Here’s the thing, though. As much as she wants to keep the focus on him, she’s a big part of the problem. If she just put her foot down, there’s nothing he can do. I’m not saying it’d be easy because it wouldn’t be, but in the end, there’s not a damn thing he could do about it. His M.O. is to shout, threaten, and issue emotional blackmail. And it’s really unpleasant, I’ll add. He knows exactly where to hit so it’ll hurt the most. And he has the ability to drone on for hours. I would be so happy if he were hit with laryngitis, but then he’d probably just nonstop angrily scratch out his complaints, insults, and paranoid thoughts.
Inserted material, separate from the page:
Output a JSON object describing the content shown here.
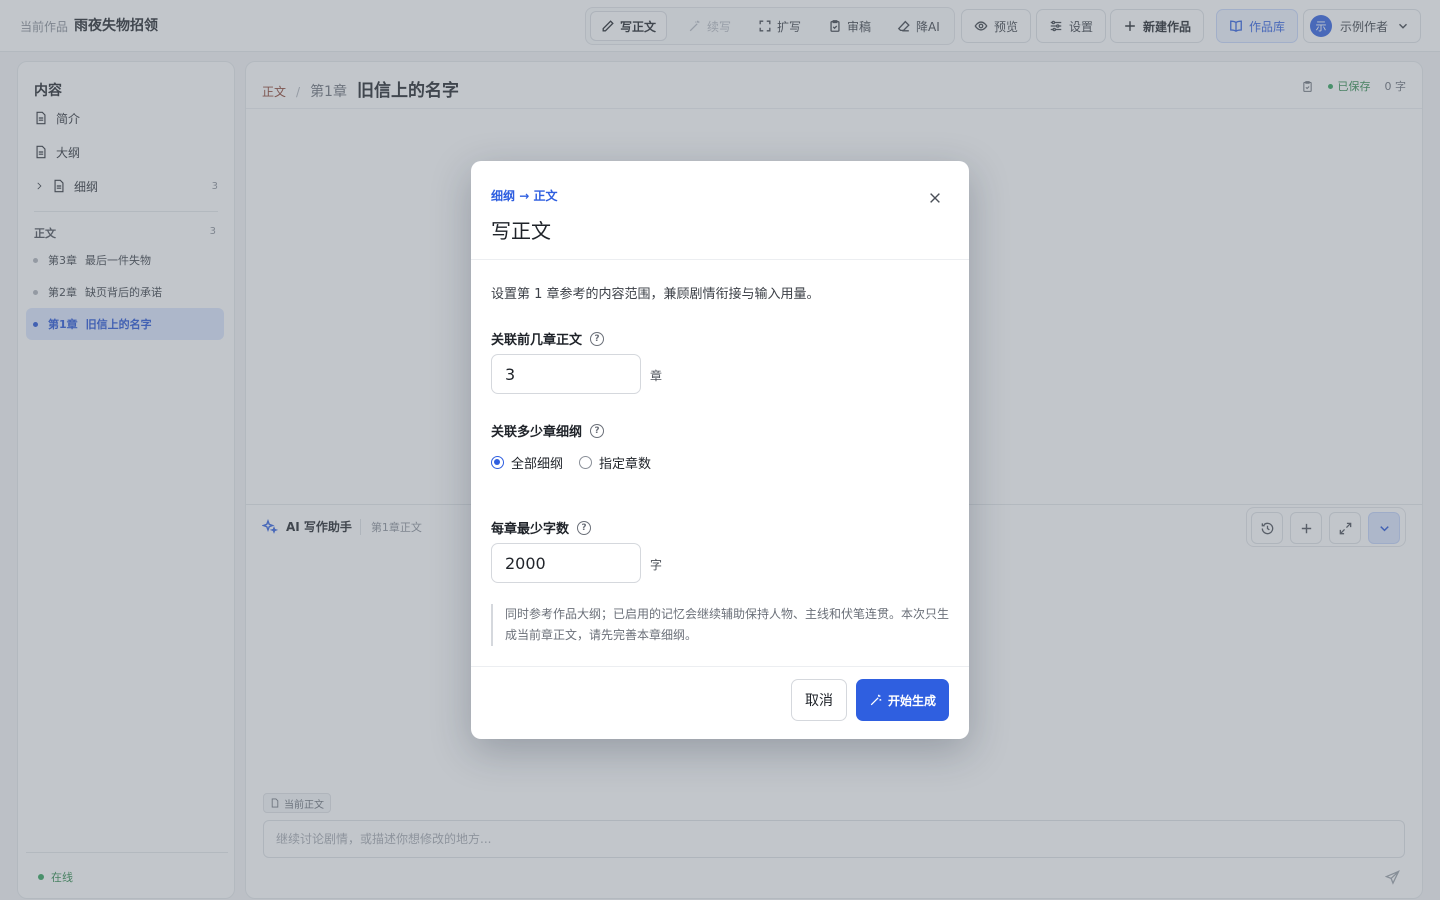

My point is that she’s complicit in his abuse because she always caves at some point. And as much as my father is who he is, so is my mother. She is who she is, I mean. Which is complicit. I’ve written before about my father and how it would be bad enough if he was just the way he is, but his insistence that you agree that he is the injured party pushes me beyond my limits. On my mother’s side, it would be bad enough if she just allowed the abuse to happen, but she actually chimes in eagerly to agree with his deluded viewpoint.
This after her sobbing because he was badgering her about something or the other and she was just so worn out. Of course, he came storming in to scream at her and then at me when I stood up for her. So her asking me to apologize to HIM when I had been defending her in the first goddamn place really takes the cake–which is a fucking lie as I might remind you once again.
I don’t like who I become when the abuse cycle starts. I become bitter and hateful, and while I think it’s understandable, it doesn’t really help me in the situation. And at this point, the only thing I want to do is survive until they leave. If that means lying through my teeth and gritting said teeth to stop myself from blurting out something awful, then so be it.
I think I have to drastically change how I look at the situation as much as I rail inside against doing that. There’s a heaviness in my heart that isn’t because of what I went through medically. I knew it was going to be hard to have to live with my parents for close to three months, but I didn’t realize how hard. If it weren’t for the quarantine situation they have to endure when they go back to Taiwan, I bet they would be long gone by now. My father hates it here and it would have been better for everyone if he hadn’t come. There was no way that would have happened, but it’s nice to dream about.
Bottom line: my mother will give into my father in the end. She wants peace, which means eventually doing what he wants. It’s that old adage about asking the reasonable person to bend because you know the unreasonable person won’t. It’s such classic abuse tactics, which my mother as a psychologist should be able to recognize. That’s why I get more frustrated with her sometimes than with my father–he’s consistent. I know what to expect from him, even if I don’t like it and it’s more egregious than I had expected. With my mother, I never know which way she’s going to go. I mean, at the end of the day, she’s going to cave, but I don’t know when it’s going to be. Also, I think she’s relieved when my father is mad at me because it takes the pressure off her. She gets to be the good person and his ally in his approbation of me. I get to be the scapegoat which takes the pressure off her. But, aside from all that, I am not a nice person in the abuse cycle. I could justify it, but the bottom line is that I can only change me.